C’est une question qui revient souvent concernant la pratique d’un art martial : quelles qualités sont nécessaires pour telle ou telle pratique ?
D’un point de vue historique, les koryu étaient des écoles pour les guerriers de l’époque féodale. Le samuraï n’était pas une qualité dépendant de son excellence au combat mais une classe sociale, un statut. Donc si on se souvient des noms de ceux qui ont créé des écoles ou réalisé des exploits, tous n’en avaient certainement pas la qualité. Par contre ce qu’avaient en commun les guerriers était… de s’entrainer. S’entrainer pour progresser physiquement et mentalement.
C’est cette même vision que j’ai lorsqu’il s’agit de pratiquer un art martial de nos jours. Nous venons tous avec un bagage physique et psychologique différent.

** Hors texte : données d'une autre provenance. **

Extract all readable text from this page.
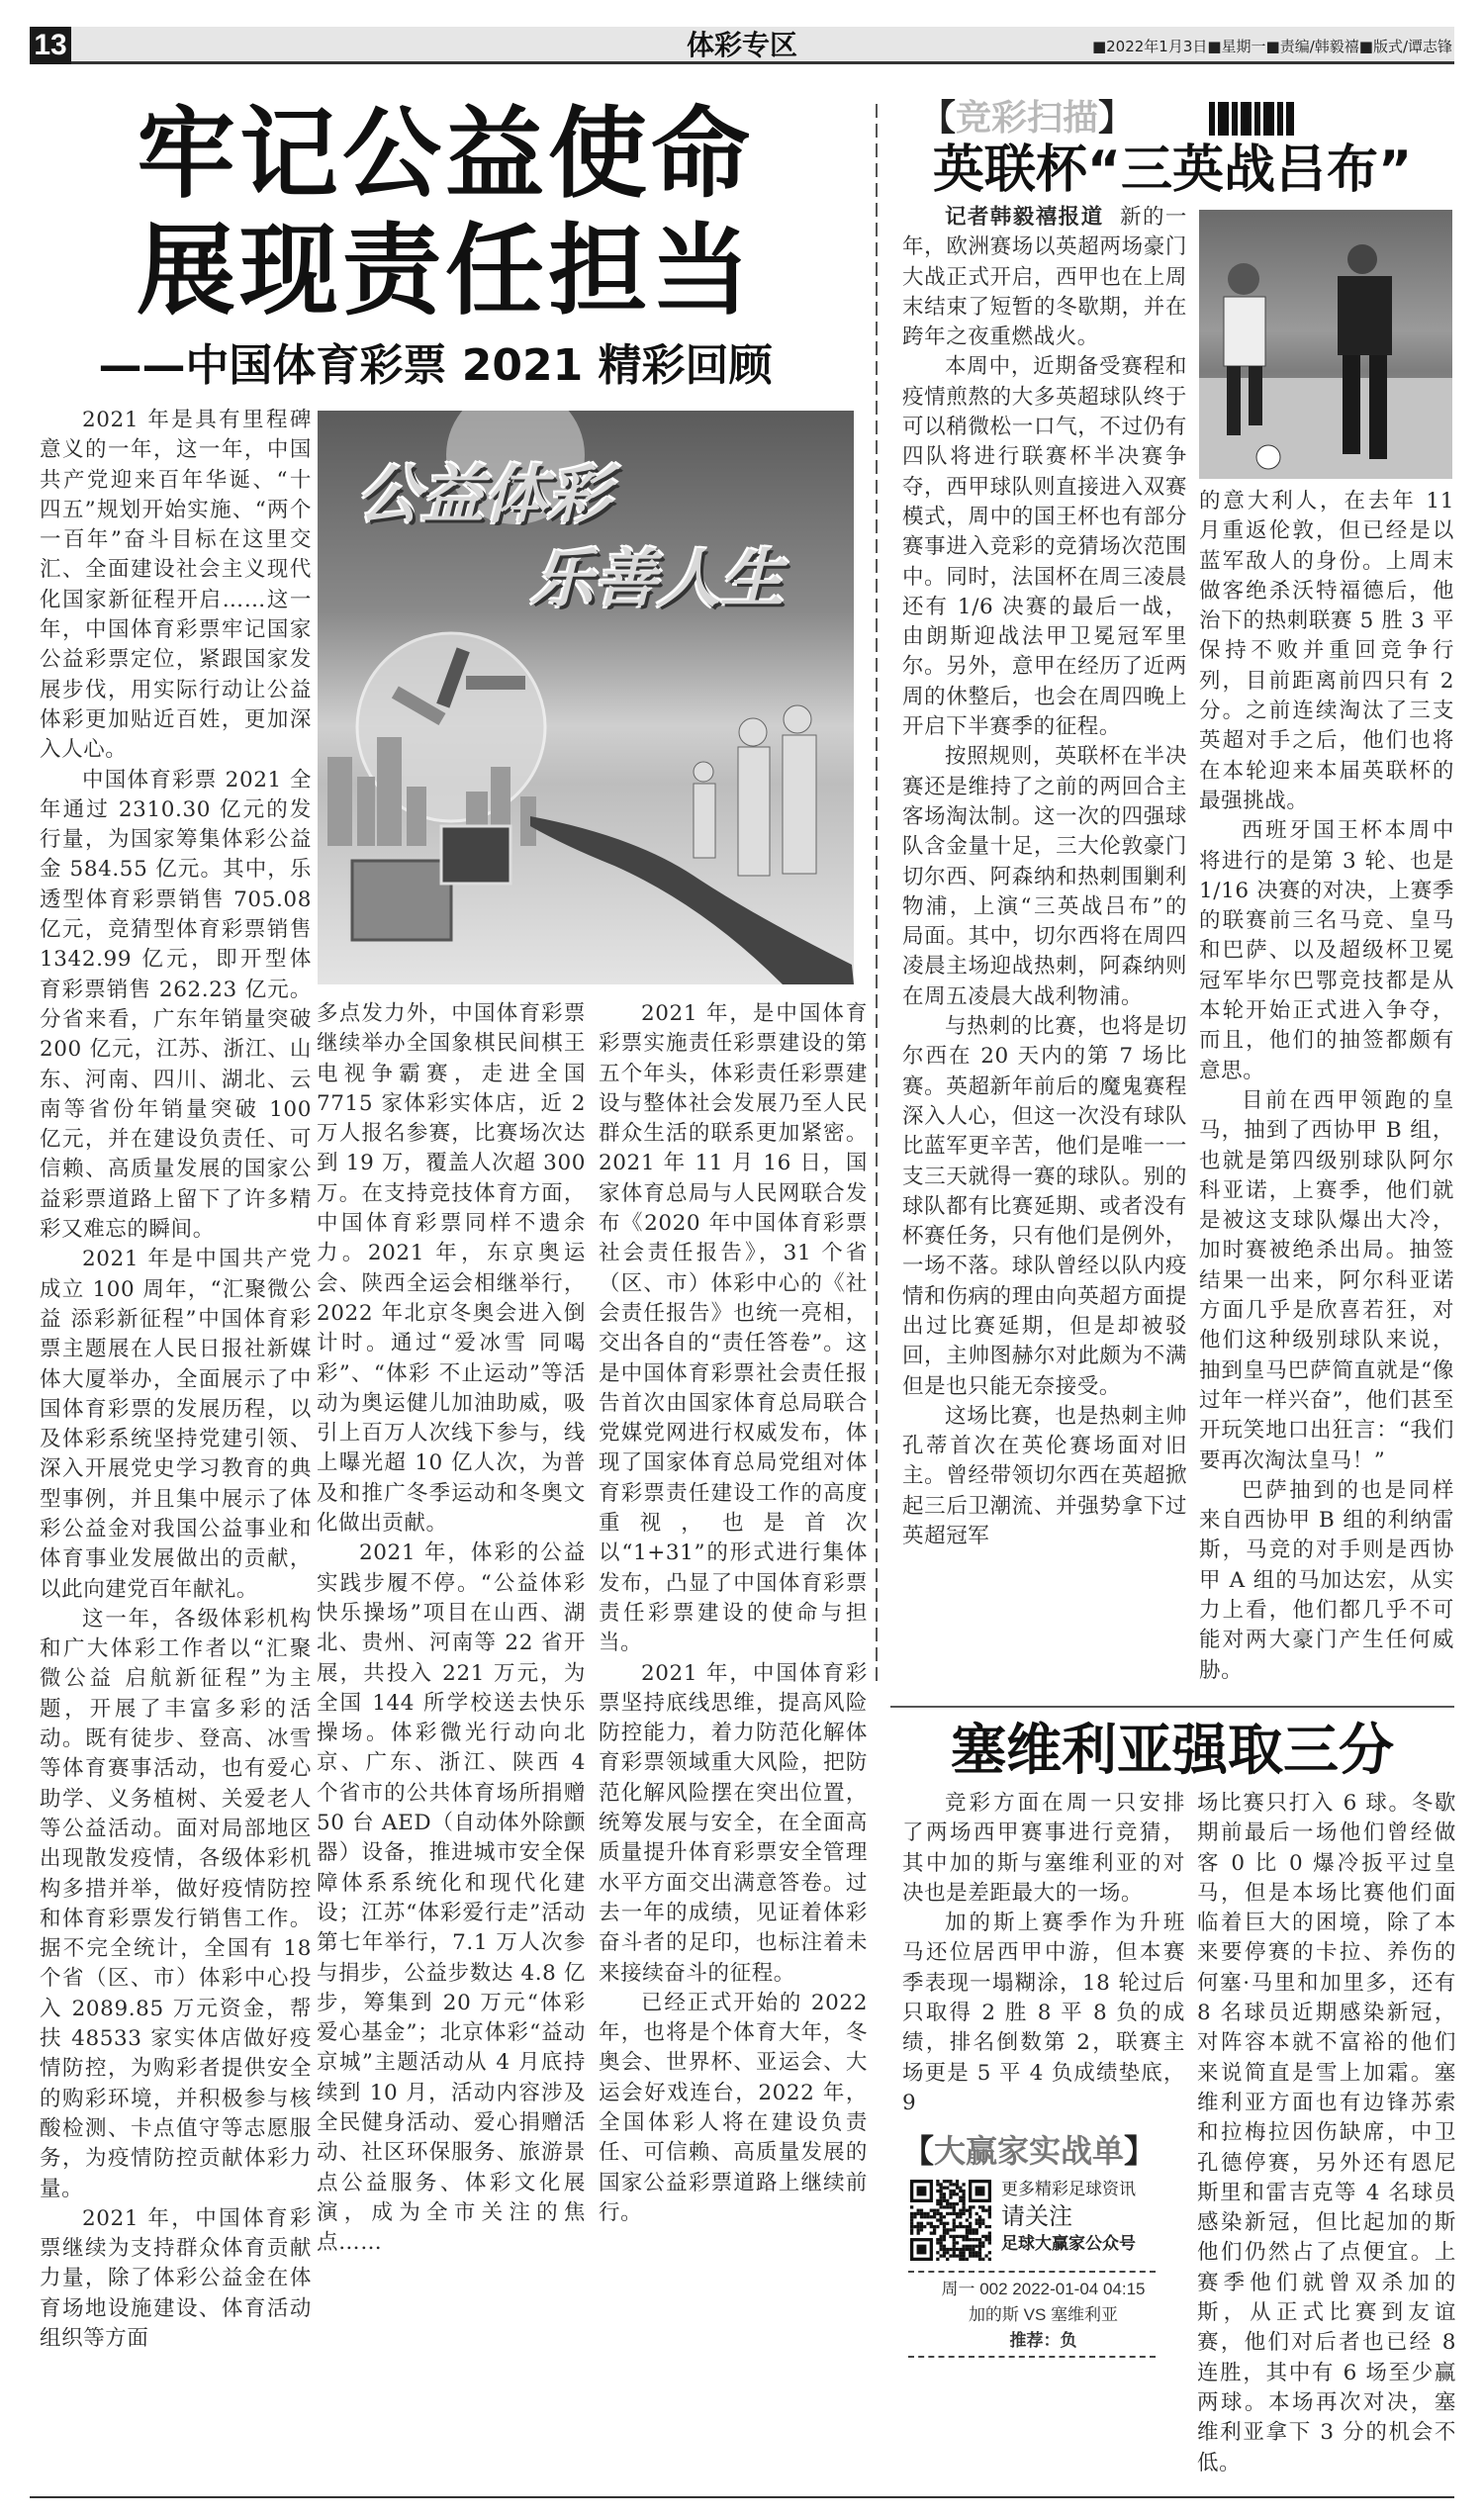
13	体彩专区	■2022年1月3日■星期一■责编/韩毅禧■版式/谭志锋
牢记公益使命
展现责任担当
——中国体育彩票 2021 精彩回顾

2021 年是具有里程碑意义的一年，这一年，中国共产党迎来百年华诞、“十四五”规划开始实施、“两个一百年”奋斗目标在这里交汇、全面建设社会主义现代化国家新征程开启……这一年，中国体育彩票牢记国家公益彩票定位，紧跟国家发展步伐，用实际行动让公益体彩更加贴近百姓，更加深入人心。

中国体育彩票 2021 全年通过 2310.30 亿元的发行量，为国家筹集体彩公益金 584.55 亿元。其中，乐透型体育彩票销售 705.08 亿元，竞猜型体育彩票销售 1342.99 亿元，即开型体育彩票销售 262.23 亿元。分省来看，广东年销量突破 200 亿元，江苏、浙江、山东、河南、四川、湖北、云南等省份年销量突破 100 亿元，并在建设负责任、可信赖、高质量发展的国家公益彩票道路上留下了许多精彩又难忘的瞬间。

2021 年是中国共产党成立 100 周年，“汇聚微公益 添彩新征程”中国体育彩票主题展在人民日报社新媒体大厦举办，全面展示了中国体育彩票的发展历程，以及体彩系统坚持党建引领、深入开展党史学习教育的典型事例，并且集中展示了体彩公益金对我国公益事业和体育事业发展做出的贡献，以此向建党百年献礼。

这一年，各级体彩机构和广大体彩工作者以“汇聚微公益 启航新征程”为主题，开展了丰富多彩的活动。既有徒步、登高、冰雪等体育赛事活动，也有爱心助学、义务植树、关爱老人等公益活动。面对局部地区出现散发疫情，各级体彩机构多措并举，做好疫情防控和体育彩票发行销售工作。据不完全统计，全国有 18 个省（区、市）体彩中心投入 2089.85 万元资金，帮扶 48533 家实体店做好疫情防控，为购彩者提供安全的购彩环境，并积极参与核酸检测、卡点值守等志愿服务，为疫情防控贡献体彩力量。

2021 年，中国体育彩票继续为支持群众体育贡献力量，除了体彩公益金在体育场地设施建设、体育活动组织等方面

公益体彩
乐善人生

多点发力外，中国体育彩票继续举办全国象棋民间棋王电视争霸赛，走进全国 7715 家体彩实体店，近 2 万人报名参赛，比赛场次达到 19 万，覆盖人次超 300 万。在支持竞技体育方面，中国体育彩票同样不遗余力。2021 年，东京奥运会、陕西全运会相继举行，2022 年北京冬奥会进入倒计时。通过“爱冰雪 同喝彩”、“体彩 不止运动”等活动为奥运健儿加油助威，吸引上百万人次线下参与，线上曝光超 10 亿人次，为普及和推广冬季运动和冬奥文化做出贡献。

2021 年，体彩的公益实践步履不停。“公益体彩 快乐操场”项目在山西、湖北、贵州、河南等 22 省开展，共投入 221 万元，为全国 144 所学校送去快乐操场。体彩微光行动向北京、广东、浙江、陕西 4 个省市的公共体育场所捐赠 50 台 AED（自动体外除颤器）设备，推进城市安全保障体系系统化和现代化建设；江苏“体彩爱行走”活动第七年举行，7.1 万人次参与捐步，公益步数达 4.8 亿步，筹集到 20 万元“体彩爱心基金”；北京体彩“益动京城”主题活动从 4 月底持续到 10 月，活动内容涉及全民健身活动、爱心捐赠活动、社区环保服务、旅游景点公益服务、体彩文化展演，成为全市关注的焦点……

2021 年，是中国体育彩票实施责任彩票建设的第五个年头，体彩责任彩票建设与整体社会发展乃至人民群众生活的联系更加紧密。2021 年 11 月 16 日，国家体育总局与人民网联合发布《2020 年中国体育彩票社会责任报告》，31 个省（区、市）体彩中心的《社会责任报告》也统一亮相，交出各自的“责任答卷”。这是中国体育彩票社会责任报告首次由国家体育总局联合党媒党网进行权威发布，体现了国家体育总局党组对体育彩票责任建设工作的高度重视，也是首次以“1+31”的形式进行集体发布，凸显了中国体育彩票责任彩票建设的使命与担当。

2021 年，中国体育彩票坚持底线思维，提高风险防控能力，着力防范化解体育彩票领域重大风险，把防范化解风险摆在突出位置，统筹发展与安全，在全面高质量提升体育彩票安全管理水平方面交出满意答卷。过去一年的成绩，见证着体彩奋斗者的足印，也标注着未来接续奋斗的征程。

已经正式开始的 2022 年，也将是个体育大年，冬奥会、世界杯、亚运会、大运会好戏连台，2022 年，全国体彩人将在建设负责任、可信赖、高质量发展的国家公益彩票道路上继续前行。

【竞彩扫描】
英联杯“三英战吕布”

记者韩毅禧报道 新的一年，欧洲赛场以英超两场豪门大战正式开启，西甲也在上周末结束了短暂的冬歇期，并在跨年之夜重燃战火。

本周中，近期备受赛程和疫情煎熬的大多英超球队终于可以稍微松一口气，不过仍有四队将进行联赛杯半决赛争夺，西甲球队则直接进入双赛模式，周中的国王杯也有部分赛事进入竞彩的竞猜场次范围中。同时，法国杯在周三凌晨还有 1/6 决赛的最后一战，由朗斯迎战法甲卫冕冠军里尔。另外，意甲在经历了近两周的休整后，也会在周四晚上开启下半赛季的征程。

按照规则，英联杯在半决赛还是维持了之前的两回合主客场淘汰制。这一次的四强球队含金量十足，三大伦敦豪门切尔西、阿森纳和热刺围剿利物浦，上演“三英战吕布”的局面。其中，切尔西将在周四凌晨主场迎战热刺，阿森纳则在周五凌晨大战利物浦。

与热刺的比赛，也将是切尔西在 20 天内的第 7 场比赛。英超新年前后的魔鬼赛程深入人心，但这一次没有球队比蓝军更辛苦，他们是唯一一支三天就得一赛的球队。别的球队都有比赛延期、或者没有杯赛任务，只有他们是例外，一场不落。球队曾经以队内疫情和伤病的理由向英超方面提出过比赛延期，但是却被驳回，主帅图赫尔对此颇为不满但是也只能无奈接受。

这场比赛，也是热刺主帅孔蒂首次在英伦赛场面对旧主。曾经带领切尔西在英超掀起三后卫潮流、并强势拿下过英超冠军

的意大利人，在去年 11 月重返伦敦，但已经是以蓝军敌人的身份。上周末做客绝杀沃特福德后，他治下的热刺联赛 5 胜 3 平保持不败并重回竞争行列，目前距离前四只有 2 分。之前连续淘汰了三支英超对手之后，他们也将在本轮迎来本届英联杯的最强挑战。

西班牙国王杯本周中将进行的是第 3 轮、也是 1/16 决赛的对决，上赛季的联赛前三名马竞、皇马和巴萨、以及超级杯卫冕冠军毕尔巴鄂竞技都是从本轮开始正式进入争夺，而且，他们的抽签都颇有意思。

目前在西甲领跑的皇马，抽到了西协甲 B 组，也就是第四级别球队阿尔科亚诺，上赛季，他们就是被这支球队爆出大冷，加时赛被绝杀出局。抽签结果一出来，阿尔科亚诺方面几乎是欣喜若狂，对他们这种级别球队来说，抽到皇马巴萨简直就是“像过年一样兴奋”，他们甚至开玩笑地口出狂言：“我们要再次淘汰皇马！”

巴萨抽到的也是同样来自西协甲 B 组的利纳雷斯，马竞的对手则是西协甲 A 组的马加达宏，从实力上看，他们都几乎不可能对两大豪门产生任何威胁。

塞维利亚强取三分

竞彩方面在周一只安排了两场西甲赛事进行竞猜，其中加的斯与塞维利亚的对决也是差距最大的一场。

加的斯上赛季作为升班马还位居西甲中游，但本赛季表现一塌糊涂，18 轮过后只取得 2 胜 8 平 8 负的成绩，排名倒数第 2，联赛主场更是 5 平 4 负成绩垫底，9

场比赛只打入 6 球。冬歇期前最后一场他们曾经做客 0 比 0 爆冷扳平过皇马，但是本场比赛他们面临着巨大的困境，除了本来要停赛的卡拉、养伤的何塞·马里和加里多，还有 8 名球员近期感染新冠，对阵容本就不富裕的他们来说简直是雪上加霜。塞维利亚方面也有边锋苏索和拉梅拉因伤缺席，中卫孔德停赛，另外还有恩尼斯里和雷吉克等 4 名球员感染新冠，但比起加的斯他们仍然占了点便宜。上赛季他们就曾双杀加的斯，从正式比赛到友谊赛，他们对后者也已经 8 连胜，其中有 6 场至少赢两球。本场再次对决，塞维利亚拿下 3 分的机会不低。

【大赢家实战单】
更多精彩足球资讯
请关注
足球大赢家公众号
周一 002 2022-01-04 04:15
加的斯 VS 塞维利亚
推荐：负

Si certains auront plus de facilité à certain moment, cela pourra varier et n’est pas une condition à la progression. Pour progresser, quelque soit son niveau de départ, il faut avant tout s’entrainer. Une phrase attribuée à de nombreuses personnalités différentes dit en substance : « le génie c’est 1% d’inspiration et 99% de transpiration ».
A une époque plus récente que celles des samouraï, Namishiro sensei avait perdu un oeil, accident que nombre d’entre nous auraient considéré plus qu’handicapant. Il avait des licences en Takamura ha Shindo Yoshin ryu et d’autres arts, et ce fut lui qui finalisa la formation de Takamura sensei après la mort de son grand père. Takamura sensei s’en souvient en ces termes :
A son rétablissement, il était aussi bon que jamais. Nous avons souvent essayé de tirer profit de sa vision compromise, mais c’était comme s’il pouvait mieux voir sans son oeil.
Je ne peux m’empêcher de rapprocher cette histoire de l’idée que les samouraï blessés au combat ou à l’entrainement devaient aussi faire avec leurs limitations.
En sport de compétition, qui vise à la performance sur une série de gestes limités, des tests de sélection ou de détection des jeunes talents ont lieu tout le temps. On cherche alors celui qui est déjà amplement prédisposé à une activité, dans le but d’être performant rapidement et atteindre un sommet dans une spécialité donnée avant que l’âge ne fasse décliner les performances.
Le combat tel que l’envisage en général les koryu est un contexte chaotique où la performance spécialisée et formatée n’est pas forcément la panacée. C’est à mes yeux pourquoi les kata d’une école de jujutsu ou de kenjutsu n’enseignent pas une série d’action/ré-action conditionnées mais sont un moyen, un outil, pour faire sien des principes. Et de la capacité à exploiter spontanément et de manière adaptée ces principes dépendaient la survie des guerriers.
Mais ne nous écartons pas de la question initiale. Bien souvent cette question cache la peur de ne pas réussir dans une pratique, d’avoir plus de difficultés que les autres. Soyons honnêtes, c’est le lot de tous les débutants que de se sentir au moins physiquement comme un poisson hors de l’eau. C’est un processus normal d’apprentissage. Jeune, moins jeune, il n’y a pas de ligne d’arrivée à franchir dans un koryu; on peut commencer à 45 ans ou à 20 ans.
Ce qui devrait être important n’est pas si j’ai déjà des qualités qui m’aideront – le nouveau venu ayant souvent une idée très erronée d’où se situe la difficulté – mais est-ce que le cadre de pratique me permettra de progresser… Et y mettrais-je assez d’effort pour progresser, non pas dans l’instant, mais sur la durée.